On Wednesday Stephane Hassel died at 95. Hassel was a remarkable man, French resistance fighter, survivor of the Nazi concentration camps at Buchenwald and Dora, diplomat, and one of the drafters of the Universal Declaration of Human Rights.
It was Hassel, who, at the age of 93 wrote the thirty-two page manifesto, "Time for Outrage", that inspired the Occupy movement in the U.S., Los Indignados in Spain, and protests throughout the world.
Hassel felt that his generation were not equipped to recognize evil quickly enough to stop the rise of the totalitarian regimes of the middle of the 20th century.
We however live in the age of free flowing information, almost nothing can go unnoticed for more than few hours, not even a statement by a justice of the Supreme Court. The moment it leaves their mouth it is twittered within seconds.
Coincidentally on the day of Hassel's death, just such a moment occurred. In an astounding exchange with Solicitor General Donald Virrilli, Justice Antonin Scalia suggest that a continuation of Section 5 of the 1965 Voting Rights Act represented a "perpetuation of racial entitlement."
This statement lead to audible gasps from those in attendance.
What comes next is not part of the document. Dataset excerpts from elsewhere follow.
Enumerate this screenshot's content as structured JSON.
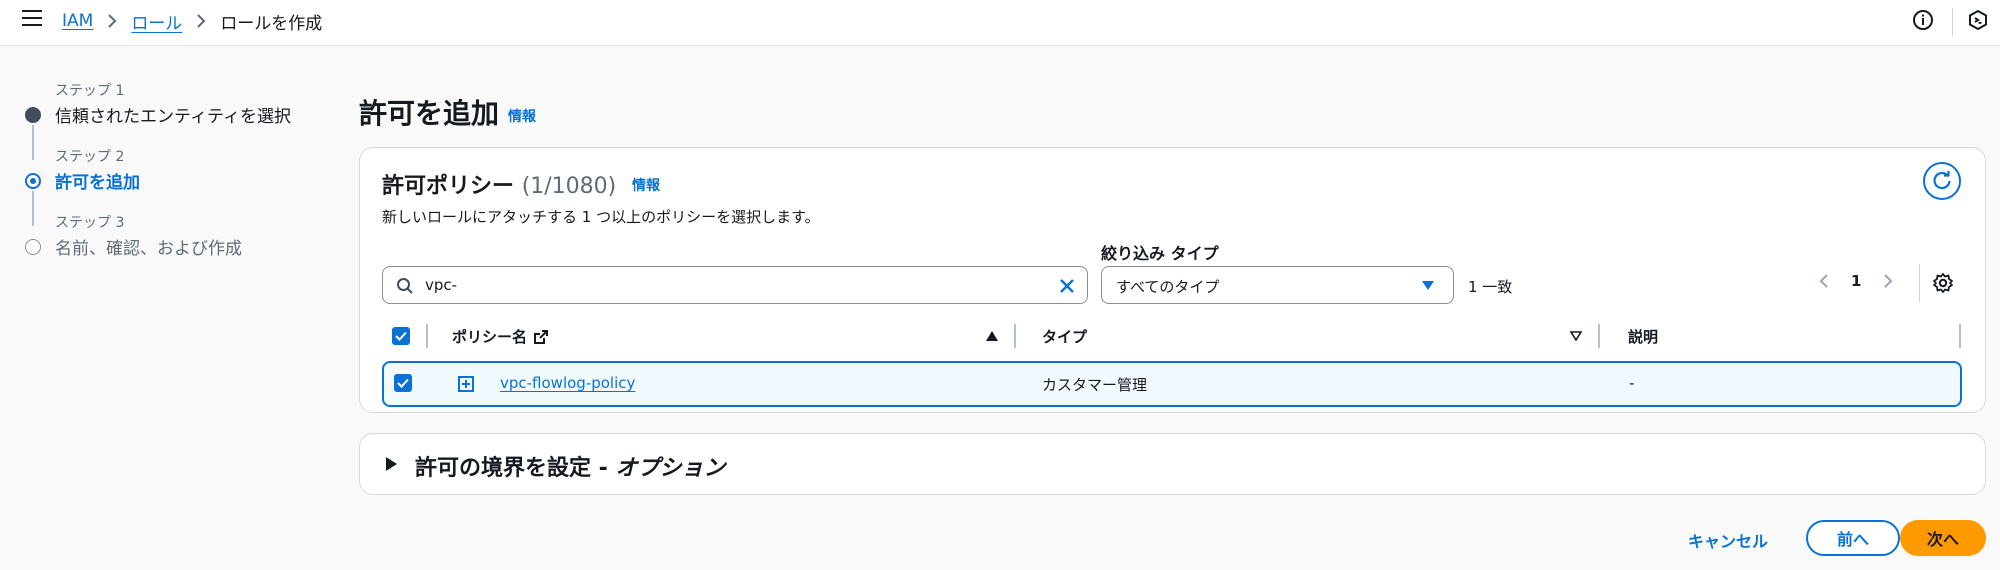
{
  "breadcrumbs": {
    "items": [
      {
        "label": "IAM"
      },
      {
        "label": "ロール"
      },
      {
        "label": "ロールを作成"
      }
    ]
  },
  "steps": [
    {
      "label": "ステップ 1",
      "title": "信頼されたエンティティを選択",
      "state": "done"
    },
    {
      "label": "ステップ 2",
      "title": "許可を追加",
      "state": "current"
    },
    {
      "label": "ステップ 3",
      "title": "名前、確認、および作成",
      "state": "pending"
    }
  ],
  "page": {
    "title": "許可を追加",
    "info_label": "情報"
  },
  "policies": {
    "title": "許可ポリシー",
    "count": "(1/1080)",
    "info_label": "情報",
    "description": "新しいロールにアタッチする 1 つ以上のポリシーを選択します。",
    "filter_label": "絞り込み タイプ",
    "search_value": "vpc-",
    "type_selected": "すべてのタイプ",
    "match_count": "1 一致",
    "current_page": "1",
    "columns": {
      "name": "ポリシー名",
      "type": "タイプ",
      "description": "説明"
    },
    "rows": [
      {
        "name": "vpc-flowlog-policy",
        "type": "カスタマー管理",
        "description": "-"
      }
    ]
  },
  "boundary": {
    "title": "許可の境界を設定 - ",
    "optional": "オプション"
  },
  "footer": {
    "cancel": "キャンセル",
    "previous": "前へ",
    "next": "次へ"
  },
  "colors": {
    "accent": "#0972d3",
    "primary_button": "#ff9900"
  }
}
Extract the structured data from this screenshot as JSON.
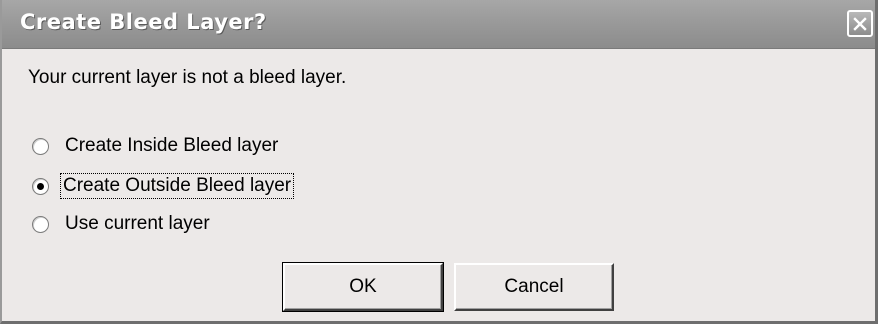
{
  "dialog": {
    "title": "Create Bleed Layer?",
    "message": "Your current layer is not a bleed layer.",
    "options": [
      {
        "label": "Create Inside Bleed layer",
        "checked": false
      },
      {
        "label": "Create Outside Bleed layer",
        "checked": true
      },
      {
        "label": "Use current layer",
        "checked": false
      }
    ],
    "buttons": {
      "ok_label": "OK",
      "cancel_label": "Cancel"
    }
  },
  "icons": {
    "close": "close-icon"
  },
  "colors": {
    "window_bg": "#ece9e8",
    "titlebar": "#9a9a9a",
    "title_text": "#ffffff"
  }
}
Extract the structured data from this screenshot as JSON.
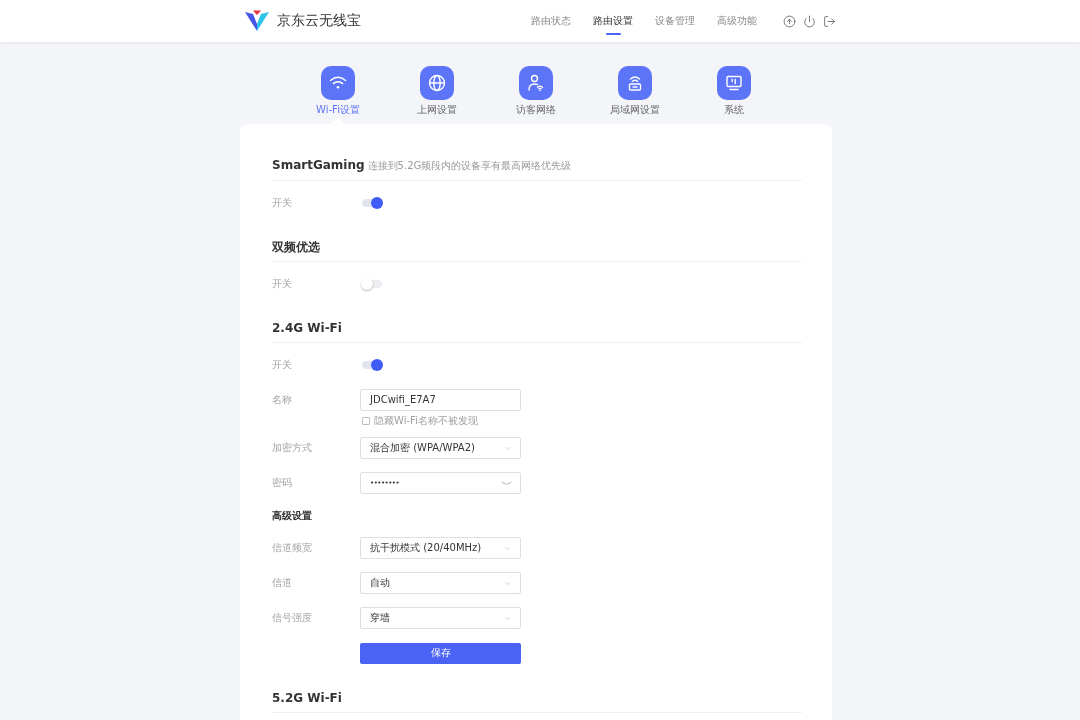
{
  "header": {
    "logo": "京东云无线宝",
    "nav": [
      {
        "label": "路由状态",
        "selected": false
      },
      {
        "label": "路由设置",
        "selected": true
      },
      {
        "label": "设备管理",
        "selected": false
      },
      {
        "label": "高级功能",
        "selected": false
      }
    ]
  },
  "tiles": [
    {
      "label": "Wi-Fi设置",
      "selected": true
    },
    {
      "label": "上网设置",
      "selected": false
    },
    {
      "label": "访客网络",
      "selected": false
    },
    {
      "label": "局域网设置",
      "selected": false
    },
    {
      "label": "系统",
      "selected": false
    }
  ],
  "sections": [
    {
      "title": "SmartGaming",
      "subtitle": "连接到5.2G频段内的设备享有最高网络优先级",
      "rows": [
        {
          "kind": "switch",
          "label": "开关",
          "on": true
        }
      ]
    },
    {
      "title": "双频优选",
      "rows": [
        {
          "kind": "switch",
          "label": "开关",
          "on": false
        }
      ]
    },
    {
      "title": "2.4G Wi-Fi",
      "rows": [
        {
          "kind": "switch",
          "label": "开关",
          "on": true
        },
        {
          "kind": "text",
          "label": "名称",
          "value": "JDCwifi_E7A7",
          "checkbox": {
            "label": "隐藏Wi-Fi名称不被发现",
            "checked": false
          }
        },
        {
          "kind": "select",
          "label": "加密方式",
          "value": "混合加密 (WPA/WPA2)"
        },
        {
          "kind": "password",
          "label": "密码",
          "value": "••••••••"
        },
        {
          "kind": "heading",
          "label": "高级设置"
        },
        {
          "kind": "select",
          "label": "信道频宽",
          "value": "抗干扰模式 (20/40MHz)"
        },
        {
          "kind": "select",
          "label": "信道",
          "value": "自动"
        },
        {
          "kind": "select",
          "label": "信号强度",
          "value": "穿墙"
        },
        {
          "kind": "button",
          "label": "保存"
        }
      ]
    },
    {
      "title": "5.2G Wi-Fi"
    }
  ]
}
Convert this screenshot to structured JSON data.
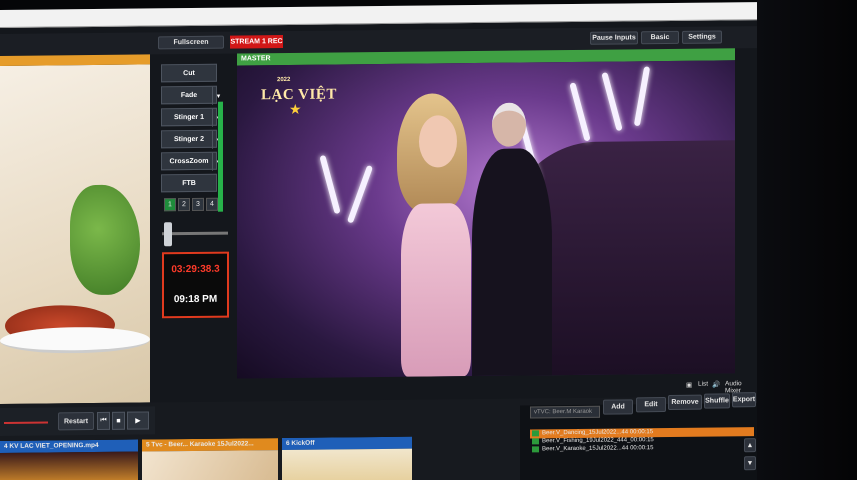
{
  "topbar": {
    "fullscreen_label": "Fullscreen",
    "stream_rec_label": "STREAM 1 REC",
    "pause_inputs_label": "Pause Inputs",
    "basic_label": "Basic",
    "settings_label": "Settings"
  },
  "transitions": {
    "cut": "Cut",
    "fade": "Fade",
    "stinger1": "Stinger 1",
    "stinger2": "Stinger 2",
    "crosszoom": "CrossZoom",
    "ftb": "FTB",
    "numbers": [
      "1",
      "2",
      "3",
      "4"
    ]
  },
  "clock": {
    "countdown": "03:29:38.3",
    "time": "09:18 PM"
  },
  "master": {
    "label": "MASTER",
    "logo_top": "2022",
    "logo_text": "LẠC VIỆT"
  },
  "playback": {
    "restart_label": "Restart"
  },
  "inputs": [
    {
      "label": "4  KV LAC VIET_OPENING.mp4",
      "color": "#1f5fb8"
    },
    {
      "label": "5  Tvc - Beer... Karaoke 15Jul2022...",
      "color": "#e08a1e"
    },
    {
      "label": "6  KickOff",
      "color": "#1f5fb8"
    }
  ],
  "list": {
    "search_placeholder": "vTVC: Beer.M Karaok",
    "list_label": "List",
    "audio_mixer_label": "Audio Mixer",
    "add_label": "Add",
    "edit_label": "Edit",
    "remove_label": "Remove",
    "shuffle_label": "Shuffle",
    "export_label": "Export",
    "items": [
      "Beer.V_Dancing_15Jul2022...44 00:00:15",
      "Beer.V_Fishing_19Jul2022_444_00:00:15",
      "Beer.V_Karaoke_15Jul2022...44 00:00:15"
    ]
  }
}
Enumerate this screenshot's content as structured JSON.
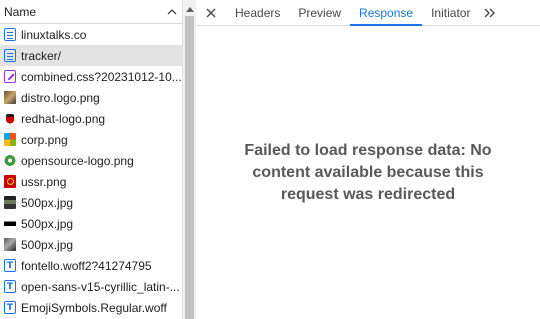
{
  "request_list": {
    "header": {
      "name_label": "Name",
      "sort_icon": "chevron-up-icon"
    },
    "items": [
      {
        "name": "linuxtalks.co",
        "type": "document",
        "icon": "document-icon"
      },
      {
        "name": "tracker/",
        "type": "document",
        "icon": "document-icon",
        "selected": true
      },
      {
        "name": "combined.css?20231012-10...",
        "type": "stylesheet",
        "icon": "stylesheet-icon"
      },
      {
        "name": "distro.logo.png",
        "type": "image",
        "icon": "image-thumbnail"
      },
      {
        "name": "redhat-logo.png",
        "type": "image",
        "icon": "image-thumbnail"
      },
      {
        "name": "corp.png",
        "type": "image",
        "icon": "image-thumbnail"
      },
      {
        "name": "opensource-logo.png",
        "type": "image",
        "icon": "image-thumbnail"
      },
      {
        "name": "ussr.png",
        "type": "image",
        "icon": "image-thumbnail"
      },
      {
        "name": "500px.jpg",
        "type": "image",
        "icon": "image-thumbnail"
      },
      {
        "name": "500px.jpg",
        "type": "image",
        "icon": "image-thumbnail"
      },
      {
        "name": "500px.jpg",
        "type": "image",
        "icon": "image-thumbnail"
      },
      {
        "name": "fontello.woff2?41274795",
        "type": "font",
        "icon": "font-icon"
      },
      {
        "name": "open-sans-v15-cyrillic_latin-...",
        "type": "font",
        "icon": "font-icon"
      },
      {
        "name": "EmojiSymbols.Regular.woff",
        "type": "font",
        "icon": "font-icon"
      }
    ]
  },
  "details": {
    "close_icon": "close-icon",
    "tabs": [
      {
        "label": "Headers",
        "active": false
      },
      {
        "label": "Preview",
        "active": false
      },
      {
        "label": "Response",
        "active": true
      },
      {
        "label": "Initiator",
        "active": false
      }
    ],
    "more_tabs_icon": "double-chevron-right-icon",
    "message": "Failed to load response data: No content available because this request was redirected"
  },
  "colors": {
    "accent": "#1a73e8",
    "selected_row": "#e3e3e3",
    "message_text": "#595959",
    "scrollbar_thumb": "#c1c1c1"
  }
}
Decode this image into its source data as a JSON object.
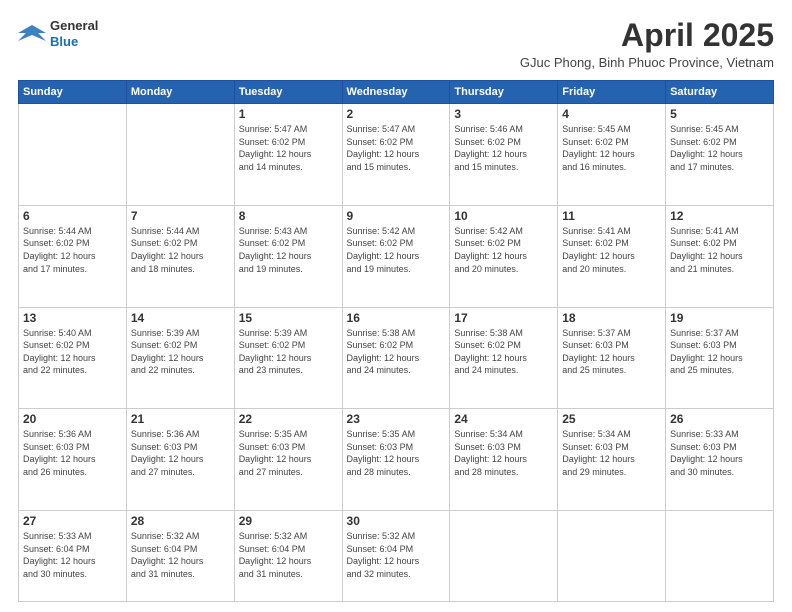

As usual, like his ruling on Citizens United, Scalia got it all wrong, or better yet, upside down.
Protecting the voting rights of minorities and the disenfranchised is not perpetuating racial entitlement, it is guaranteeing the contract that the 1965 VRA made to protect the rights of those whose state governments seek to pass laws that would deny, or impede their exercising this franchise.
Scalia has cemented his place in history next to Chief Justice Roger Taney who presided over the Dred Scott case, as among the two worst justices ever to serve on the Supreme Court.
One thing is for sure, should Sect. 5 be struck down, conservative legislatures in states that the VRA applies to will immediately move to pass laws to marginalize the vote of every citizen who does not hold to their ideology.
Ronald Reagan was once asked how he came up with a conservative like Scalia, and he said he got the idea one weekend in October while turning the clocks back.